The opening images of pastoral horror, As In Heaven, sees the almost stock imagery of a young beautiful thing, dressed in white, caressing the golden wheat with her fingertips, as she walks through a field of golden harvest. You know this shot - tracking at hip level, camera titled slightly upward to gather the sun - because it has been used in films as far ranging as Terrence Malick's Days of Heaven to Ridley Scott's Gladiator. Director Tea Lindeburg offers a sense of comfort and familiarity right before changing tone into a wholly original image, one that is arrestingly horrific: A thunderstorm of blood, off in the distance, and bearing down on innocence.
It is in the mid-1800s in Denmark, and God has great plans for Lise. She is bright and young, and on the cusp of womanhood, the oldest of many children that are destined to toil on the family farm. If not God, then at least her mother, Anne, desires her eldest, the smartest of her children, a different path that was the norm at the time, to attend school in the city.
Her husband is not happy about this, but is occupied with both the business side of managing the farm, as well as avoiding being around. Anne is pregnant with yet another child, which is overdue, giving rise to fear, or at least vivid dreams, that this labour will be a difficult one. The steely glances of the grandmothers in the house confirms this will be true. Weaker men flee.
The household juggles the affairs of the harvest, while making room for looming childbirth. The children, including Lise are left to play, and given the direction of moving into their cousins' adjacent property to be out of the way, under the care of Lise and her cousin Elsbet. Marcel Zyskind, a regular cinematographer for Michael Winterbottom (Code 46, A Mighty Heart), captures the unawareness, but not total ignorance as everyone is on top of each other in the farmhouse, of the younger children in soft 16mm (it dances!) with brownish earth tones and ivory fabrics.
There is a tactile attention to youth: bare feet on rocks, moths crawling along embroidered curtains in the sunlight, the fit of a blindfold in a game of tag.

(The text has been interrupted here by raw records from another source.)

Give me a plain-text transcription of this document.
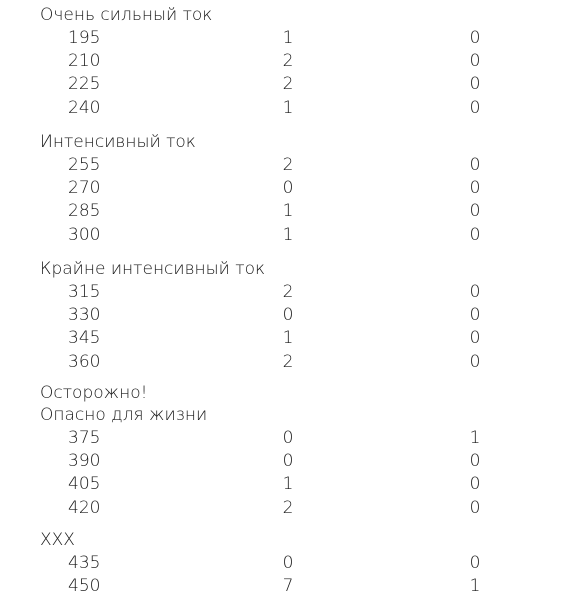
Очень сильный ток
195	1	0
210	2	0
225	2	0
240	1	0
Интенсивный ток
255	2	0
270	0	0
285	1	0
300	1	0
Крайне интенсивный ток
315	2	0
330	0	0
345	1	0
360	2	0
Осторожно!
Опасно для жизни
375	0	1
390	0	0
405	1	0
420	2	0
XXX
435	0	0
450	7	1
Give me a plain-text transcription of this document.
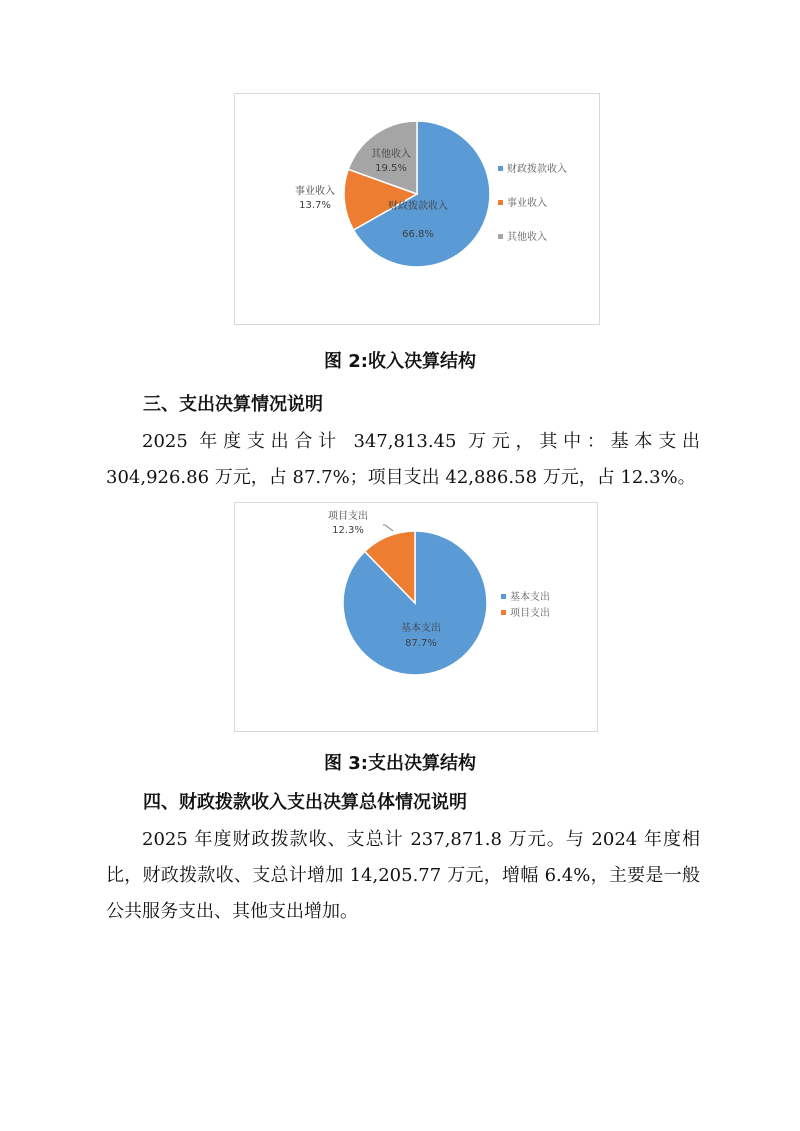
财政拨款收入
66.8%
事业收入
13.7%
其他收入
19.5%	财政拨款收入
事业收入
其他收入
图 2:收入决算结构
三、支出决算情况说明

2025 年度支出合计 347,813.45 万元，其中：基本支出 304,926.86 万元，占 87.7%；项目支出 42,886.58 万元，占 12.3%。

基本支出
87.7%
项目支出
12.3%
基本支出
项目支出
图 3:支出决算结构
四、财政拨款收入支出决算总体情况说明

2025 年度财政拨款收、支总计 237,871.8 万元。与 2024 年度相比，财政拨款收、支总计增加 14,205.77 万元，增幅 6.4%，主要是一般公共服务支出、其他支出增加。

Lise fancies a blonde stable-boy, and their brushing down of one of the horses, hand in hand, is followed by a bit of horseplay. A visual shorthand that she is not a child any more, but also that adulthood remains a foreign country, below the horizon.

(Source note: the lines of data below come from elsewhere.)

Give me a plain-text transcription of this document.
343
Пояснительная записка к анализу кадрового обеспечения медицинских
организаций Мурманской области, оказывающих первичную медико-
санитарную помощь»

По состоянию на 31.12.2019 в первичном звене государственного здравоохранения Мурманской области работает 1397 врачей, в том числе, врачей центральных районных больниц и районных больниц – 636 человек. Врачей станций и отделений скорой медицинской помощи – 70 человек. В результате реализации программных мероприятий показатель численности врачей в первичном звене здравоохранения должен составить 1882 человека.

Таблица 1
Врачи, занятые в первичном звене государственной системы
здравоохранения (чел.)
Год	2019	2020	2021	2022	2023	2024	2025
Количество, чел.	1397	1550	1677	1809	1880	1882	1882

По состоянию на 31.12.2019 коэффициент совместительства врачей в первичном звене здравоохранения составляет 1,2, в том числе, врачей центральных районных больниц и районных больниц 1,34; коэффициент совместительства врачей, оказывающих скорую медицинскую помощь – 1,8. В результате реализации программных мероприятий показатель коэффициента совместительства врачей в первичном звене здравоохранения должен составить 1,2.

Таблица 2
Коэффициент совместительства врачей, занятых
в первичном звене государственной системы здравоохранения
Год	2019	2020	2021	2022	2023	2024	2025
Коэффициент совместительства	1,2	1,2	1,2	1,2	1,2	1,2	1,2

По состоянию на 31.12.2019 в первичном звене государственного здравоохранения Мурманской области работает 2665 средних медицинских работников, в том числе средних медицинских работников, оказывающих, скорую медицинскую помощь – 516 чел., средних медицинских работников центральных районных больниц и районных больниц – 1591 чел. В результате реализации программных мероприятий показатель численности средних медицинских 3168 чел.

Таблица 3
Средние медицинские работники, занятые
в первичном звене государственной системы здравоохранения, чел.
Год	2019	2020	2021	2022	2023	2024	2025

Things get figuratively, and literally, darker in rapid, unpredictable stretches, but never strays from Lise’s point of view, as the tasks at hand of the adult midwifes intensify. Night falls, and the wind picks up in the courtyard. A creeping sense of unknown leaves Lise stuck between the keeping the children calm, and confronting the fluid horrors of childbirth, of which she get glimpses of through a crack in the door or peering through a window.
The cinematic potency of As in Heaven is often discharged in t triple-distilled birth control to an audience that bears witness with Lise. To be clear, this is not the wisest choice for a 'first-date' movie, but it is a helluva debut feature from writer/director Tea Lindeburg.
The vibe of As In Heaven strikes a similarity to Michael Haneke's post-apocalyptic Time of The Wolf. Fears of both the future, and the immediate horrific unknown, bring out savage impulses, as well as a tendency to lean on the worst parts of religion, as a crutch against pragmatic action.
The Lord's Prayer factors heavily in the dialogue here, as the film asks many questions of how and why we pray. It brings us back to that opening image, of visions, of nightmares, and how they might guide us, but we must be wary about letting them rule us. Life often has other plans, regardless.